Pete Mangurian

Biographical details
- Born: June 17, 1955 (age 70) Los Angeles, California, U.S.

Playing career
- 1975–1978: LSU
- Position: Defensive tackle

Coaching career (HC unless noted)
- 1979–1980: SMU (assistant OL)
- 1981: New Mexico State (OL)
- 1982–1983: Stanford (OL)
- 1984–1987: LSU (OL)
- 1988–1990: Denver Broncos (TE/HB)
- 1991–1992: Denver Broncos (OL)
- 1993–1996: New York Giants (OL)
- 1997: Atlanta Falcons (OL)
- 1998–2000: Cornell
- 2001–2002: Atlanta Falcons (OL)
- 2003: Atlanta Falcons (OC)
- 2005–2008: New England Patriots (TE)
- 2009–2010: Tampa Bay Buccaneers (OL)
- 2012–2014: Columbia
- 2020: Tampa Bay Vipers (TE)
- 2023: San Antonio Brahmas (OL)

Head coaching record
- Overall: 19–41

= Pete Mangurian =

American football player and coach (born 1955)
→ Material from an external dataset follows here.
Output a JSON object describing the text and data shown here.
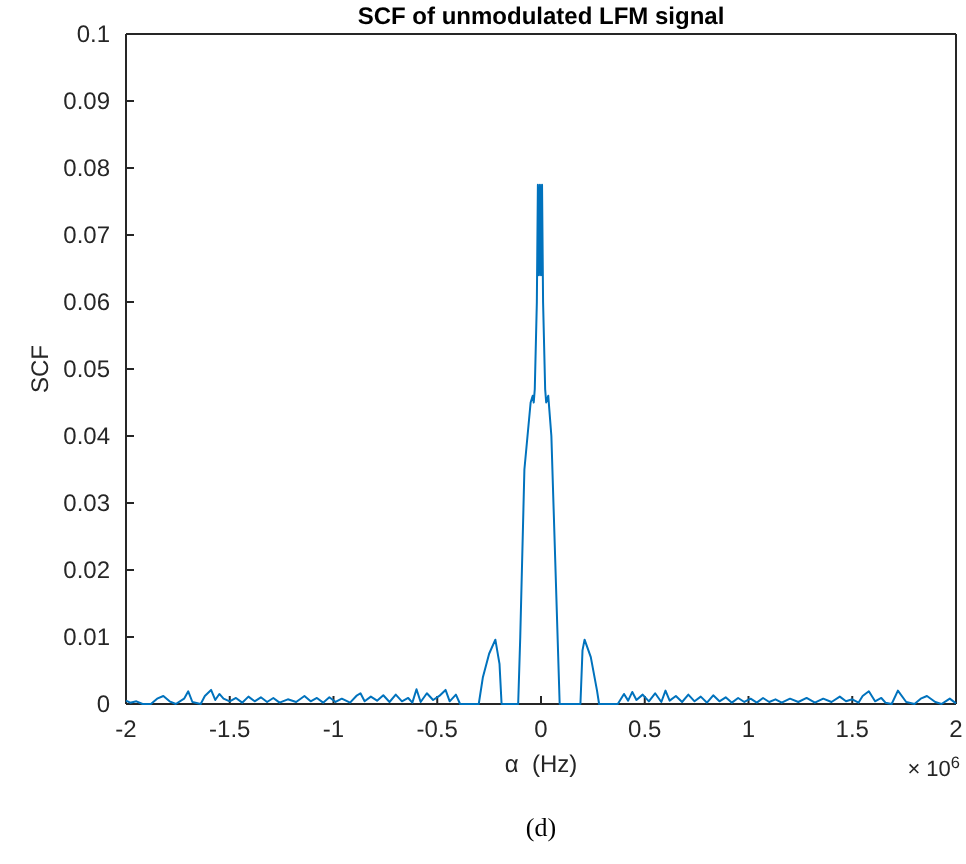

Peter K. Mangurian (born June 17, 1955) is an American football coach and former player. He was formerly the tight ends coach for the Tampa Bay Vipers of the XFL and Offensive line coach for the San Antonio Brahmas. Mangurian has been a longtime assistant coach in the National Football League (NFL) as a tight end coach, offensive line coach, and offensive coordinator. He has coached in two Super Bowls and two Pro Bowls and numerous playoff appearances during his tenure as an NFL coach. Mangurian also was the head football coach at Cornell University from 1998 to 2000 and at Columbia University from 2012 to 2014.

==Playing career==
Mangurian attended Louisiana State University from 1975 to 1978, where he played football as a defensive tackle. He was a member of Delta Kappa Epsilon fraternity.

==Coaching career==
===College===
Mangurian began his coaching career as the assistant offensive line coach at Southern Methodist University in 1979 through 1980. In 1981, he spent one season at New Mexico State University as their offensive line coach. He then moved to Stanford University as their offensive line coach in 1982 and 1983 before returning to his alma mater, Louisiana State University, as their offensive line coach from 1984 to 1987. LSU went to four Bowl games during his time in Baton Rouge. Mangurian returned to the college ranks from 1998–2000 as Head Coach of Cornell University. He later returned to the Ivy League as Head Coach of Columbia University in December 2011.

===NFL===
Mangurian was hired by head coach Dan Reeves of the Denver Broncos in 1988 and served as the team's tight ends/H-backs coach until before the 1991 season, when he was promoted to the offensive line position. He coached in Super Bowl XXIV against the San Francisco 49ers. He also coached in the Pro Bowl in 1991. Mangurian followed Reeves to the New York Giants in 1993 as their offensive line coach. He was with the Giants for four years as their offensive line coach. Mangurian again followed Reeves as his offensive line coach, this time to the Atlanta Falcons. However, after one season, Mangurian left the Falcons to become head coach at Cornell. In 2001, Mangurian returned to Reeves staff in Atlanta as offensive line coach, and was promoted to offensive coordinator for the 2003 season. The New England Patriots hired him as their tight end coach in 2005. He was with the Patriots for four years and coached in Super Bowl XLII against the Giants. He then went on to coach the offensive line for Tampa Bay for two years.

===XFL===
In 2019, Mangurian became the tight ends coach for the Tampa Bay Vipers of the XFL under Marc Trestman.
Mangurian was officially hired by the San Antonio Brahmas on September 13, 2022

Mangurian retired following the 2023 XFL season after the departure of Head Coach Hines Ward.

==Head coaching record==

| Year | Team | Overall | Conference | Standing | Bowl/playoffs |
Cornell Big Red (Ivy League) (1998–2000)
| 1998 | Cornell | 4–6 | 1–6 | T–7th |  |
| 1999 | Cornell | 7–3 | 5–2 | 3rd |  |
| 2000 | Cornell | 5–5 | 5–2 | 2nd |  |
| Cornell: |  | 16–14 | 11–10 |  |  |  |  |  |
Columbia Lions (Ivy League) (2012–2014)
| 2012 | Columbia | 3–7 | 2–5 | T–6th |  |
| 2013 | Columbia | 0–10 | 0–7 | 8th |  |
| 2014 | Columbia | 0–10 | 0–7 | 8th |  |
| Columbia: |  | 3–27 | 2–19 |  |  |  |  |  |
| Total: |  | 19–41 |  |  |  |  |  |  |  |

==Personal life==
Mangurian and his wife Amy have three children, Lauren, Katie and Will.